著者であるお笑い芸人・かが屋の加賀翔が体調を崩して一時期活動を休止し、その復帰ライブで自身の身の上話をしており、本作はそこで話されていた内容を小説化したようなものであったと言える。僕はそのライブを配信視聴していたので、つまり話の内容などは事前に知っていたのだが、それでも序盤の父親の暴虐にひたすら振り回される主人公の少年の様子は辛くて見ていられなかった。それほど父親の突飛で無礼で意味不明な言動に怯え、恥じ、困惑する少年の心情描写が堂に入り真に迫っていたのだろう。なんせ、著者たる加賀君の風貌やキャラクターは既にネタだったりなんだりで知ってしまっているから、その加賀君の幼少期も容易に想像でき、あァそれは確かにこんな父親に真っ向から歯向かったりなんてできないよなあ、としみじみと実感できてしまうのだった。作品と著者は分けて考えるべきかもしれないが、こればかりは著者の人となりを事前に知っていることが覿面に功を奏した。
しかしそれだけに母親が離婚を決める流れは、たまらぬ解放感をもたらした。スカッとするなんて一言には収まらぬ謎の清涼感。未練というか、今までどうにか堪えてでもやってきた家族のかたち、それがまだ何とかなるのではないかと諦めきれずにいた気持ちを諦めきれたという、達成感のようなものさえ感じられた。あのときのお母さん、その後はどうかわからないが少なくともあの瞬間においては、父親に対する怒りや憎しみ、哀しみさえも手放せていたのではないか。それにおめでとうと言ってやりたい気持ちと、同時に「あ、人ってこんな感じで人を諦めるんだ」というほのかな寂しさを覚えたのも確かだ。まあ、だからって別に父親に同情は湧かないんだが。

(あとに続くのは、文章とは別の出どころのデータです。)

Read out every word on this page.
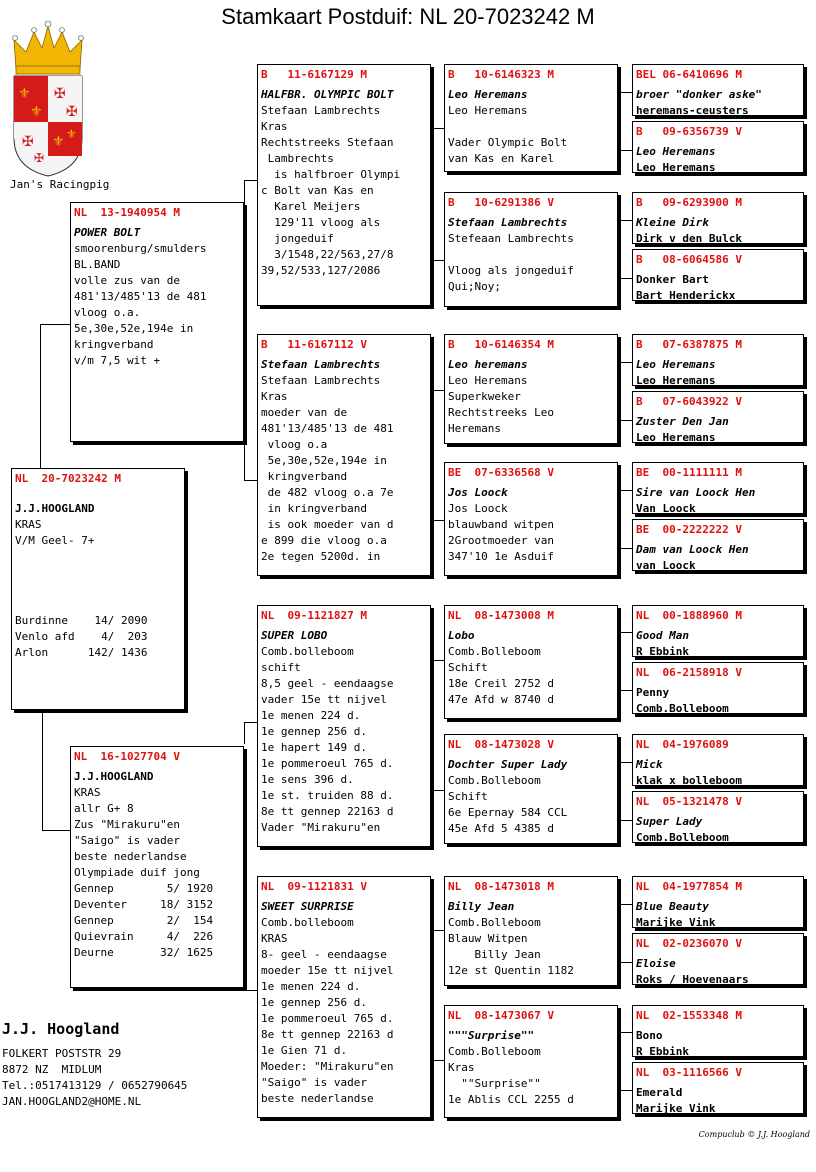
Stamkaart Postduif: NL 20-7023242 M
⚜
⚜
⚜ ⚜
✠
✠
✠
✠
Jan's Racingpig
NL  20-7023242 M
J.J.HOOGLAND
KRAS
V/M Geel- 7+
Burdinne    14/ 2090
Venlo afd    4/  203
Arlon      142/ 1436
NL  13-1940954 M
POWER BOLT
smoorenburg/smulders
BL.BAND
volle zus van de
481'13/485'13 de 481
vloog o.a.
5e,30e,52e,194e in
kringverband
v/m 7,5 wit +
NL  16-1027704 V
J.J.HOOGLAND
KRAS
allr G+ 8
Zus "Mirakuru"en
"Saigo" is vader
beste nederlandse
Olympiade duif jong
Gennep        5/ 1920
Deventer     18/ 3152
Gennep        2/  154
Quievrain     4/  226
Deurne       32/ 1625
B   11-6167129 M
HALFBR. OLYMPIC BOLT
Stefaan Lambrechts
Kras
Rechtstreeks Stefaan
Lambrechts
is halfbroer Olympi
c Bolt van Kas en
Karel Meijers
129'11 vloog als
jongeduif
3/1548,22/563,27/8
39,52/533,127/2086
B   11-6167112 V
Stefaan Lambrechts
Stefaan Lambrechts
Kras
moeder van de
481'13/485'13 de 481
vloog o.a
5e,30e,52e,194e in
kringverband
de 482 vloog o.a 7e
in kringverband
is ook moeder van d
e 899 die vloog o.a
2e tegen 5200d. in
NL  09-1121827 M
SUPER LOBO
Comb.bolleboom
schift
8,5 geel - eendaagse
vader 15e tt nijvel
1e menen 224 d.
1e gennep 256 d.
1e hapert 149 d.
1e pommeroeul 765 d.
1e sens 396 d.
1e st. truiden 88 d.
8e tt gennep 22163 d
Vader "Mirakuru"en
NL  09-1121831 V
SWEET SURPRISE
Comb.bolleboom
KRAS
8- geel - eendaagse
moeder 15e tt nijvel
1e menen 224 d.
1e gennep 256 d.
1e pommeroeul 765 d.
8e tt gennep 22163 d
1e Gien 71 d.
Moeder: "Mirakuru"en
"Saigo" is vader
beste nederlandse
B   10-6146323 M
Leo Heremans
Leo Heremans
Vader Olympic Bolt
van Kas en Karel
B   10-6291386 V
Stefaan Lambrechts
Stefeaan Lambrechts
Vloog als jongeduif
Qui;Noy;
B   10-6146354 M
Leo heremans
Leo Heremans
Superkweker
Rechtstreeks Leo
Heremans
BE  07-6336568 V
Jos Loock
Jos Loock
blauwband witpen
2Grootmoeder van
347'10 1e Asduif
NL  08-1473008 M
Lobo
Comb.Bolleboom
Schift
18e Creil 2752 d
47e Afd w 8740 d
NL  08-1473028 V
Dochter Super Lady
Comb.Bolleboom
Schift
6e Epernay 584 CCL
45e Afd 5 4385 d
NL  08-1473018 M
Billy Jean
Comb.Bolleboom
Blauw Witpen
Billy Jean
12e st Quentin 1182
NL  08-1473067 V
"""Surprise""
Comb.Bolleboom
Kras
""Surprise""
1e Ablis CCL 2255 d
BEL 06-6410696 M
broer "donker aske"
heremans-ceusters
B   09-6356739 V
Leo Heremans
Leo Heremans
B   09-6293900 M
Kleine Dirk
Dirk v den Bulck
B   08-6064586 V
Donker Bart
Bart Henderickx
B   07-6387875 M
Leo Heremans
Leo Heremans
B   07-6043922 V
Zuster Den Jan
Leo Heremans
BE  00-1111111 M
Sire van Loock Hen
Van Loock
BE  00-2222222 V
Dam van Loock Hen
van Loock
NL  00-1888960 M
Good Man
R Ebbink
NL  06-2158918 V
Penny
Comb.Bolleboom
NL  04-1976089
Mick
klak x bolleboom
NL  05-1321478 V
Super Lady
Comb.Bolleboom
NL  04-1977854 M
Blue Beauty
Marijke Vink
NL  02-0236070 V
Eloise
Roks / Hoevenaars
NL  02-1553348 M
Bono
R Ebbink
NL  03-1116566 V
Emerald
Marijke Vink
J.J. Hoogland
FOLKERT POSTSTR 29
8872 NZ  MIDLUM
Tel.:0517413129 / 0652790645
JAN.HOOGLAND2@HOME.NL
Compuclub © J.J. Hoogland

母親と主人公の互いに互いを慈しむ想いにはほっこりさせられるが、一方で互いに互いの話をつまんねえなと思っていたところは面白かった。それ一点のみでは到底許される振る舞いじゃなかったけど、家族の中で「面白さ」を担っていたのは父親だったということなんだろう。
そしてラスト。成長して後の、父親との再会。物語作品としてみた場合、あからさまにバッドエンドなのだが、しかしこれも事前にライブで大オチトークとして話されていたのを聞いていたので、哀しみよりも可笑しみが上回ってしまった。笑い話として確かに昇華できていたってことでいいのかな。
ライブの話ばかり引き合いに出してしまったが、そこになかった要素というのもあった。それが友人・伊勢で、はたして彼は小説オリジナルな存在なのだろうか。あるいはモデルがいるのか。少なくとも現相方の賀屋は幼馴染ではないはずだが。彼はどういう存在なんだろうな。幼少期は心の支えにもなり、芸人になってからも相方として共に歩み続ける、半身のような存在か。彼を見て実際の相方がどう思うかというのもちょっと気になる。